WHO has updated its tracking system and working definitions for variants of SARS-CoV-2. The virus that causes COVID-19, to better correspond to the current global variant landscape. To independently evaluate Omicron sublineages in circulation, and classify new variants more clearly.
SARS-CoV-2 continues to evolve. Since the beginning of the COVID-19 pandemic, multiple variants of concern (VOCs) and variants of interest (VOIs) have been designated by WHO. Based on their assessed potential for expansion and replacement of prior variants. For causing new waves with increased circulation, and for the need for adjustments to public health actions.
Based on comparisons of antigenic cross reactivity using animal sera, replication studies in experimental models of the human respiratory tract, and evidence from clinical and epidemiological studies in humans, there is consensus among experts in WHO’s Technical Advisory Group on SARS-CoV-2 Virus Evolution (TAG-VE) that compared to previous variants, Omicron represents the most divergent VOC seen to date. Since its emergence, Omicron viruses have continued to evolve genetically and antigenically with an expanding range of sublineages, which so far have all been characterized by properties of evasion of existing population immunity and a preference to infect the upper respiratory tract (versus lower respiratory tract), as compared to pre-Omicron VOCs.

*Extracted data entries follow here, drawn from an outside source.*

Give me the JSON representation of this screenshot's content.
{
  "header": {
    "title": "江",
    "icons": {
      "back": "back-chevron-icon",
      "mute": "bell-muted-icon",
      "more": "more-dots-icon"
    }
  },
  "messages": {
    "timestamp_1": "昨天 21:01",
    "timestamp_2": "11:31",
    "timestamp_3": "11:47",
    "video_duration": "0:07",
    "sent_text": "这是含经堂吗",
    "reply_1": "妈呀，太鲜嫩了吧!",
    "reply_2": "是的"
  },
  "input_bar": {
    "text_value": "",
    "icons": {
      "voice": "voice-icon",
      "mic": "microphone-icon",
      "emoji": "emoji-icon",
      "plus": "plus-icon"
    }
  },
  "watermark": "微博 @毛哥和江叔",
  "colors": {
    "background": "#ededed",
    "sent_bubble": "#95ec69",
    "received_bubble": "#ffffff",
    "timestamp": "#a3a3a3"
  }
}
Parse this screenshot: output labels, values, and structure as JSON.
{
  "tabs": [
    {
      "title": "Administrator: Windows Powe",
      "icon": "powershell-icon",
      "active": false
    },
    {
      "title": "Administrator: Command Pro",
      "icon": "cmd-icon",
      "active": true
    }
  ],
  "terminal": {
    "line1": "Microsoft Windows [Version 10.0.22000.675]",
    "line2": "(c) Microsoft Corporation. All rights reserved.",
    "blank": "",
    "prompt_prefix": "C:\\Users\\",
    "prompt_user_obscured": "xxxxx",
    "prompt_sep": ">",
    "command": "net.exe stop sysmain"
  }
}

The Omicron viruses account for over 98% of the publicly available sequences since February 2022 and constitute the genetic background from which new SARS-CoV-2 variants will likely emerge, although the emergence of variants derived from previously circulating VOCs or of completely new variants remains possible. The previous system classified all Omicron sublineages as part of the Omicron VOC and thus did not have the granularity needed to compare new descendent lineages with altered phenotypes to the Omicron parent lineages (BA.1, BA.2, BA.4/BA.5). Therefore, from 15 March 2023, the WHO variant tracking system will consider the classification of Omicron sublineages independently as variants under monitoring (VUMs), VOIs, or VOCs.
WHO is also updating the working definitions for VOCs and VOIs. The main update consists in making the VOC definition more specific, to include major SARS-CoV-2 evolutionary steps that require major public health interventions.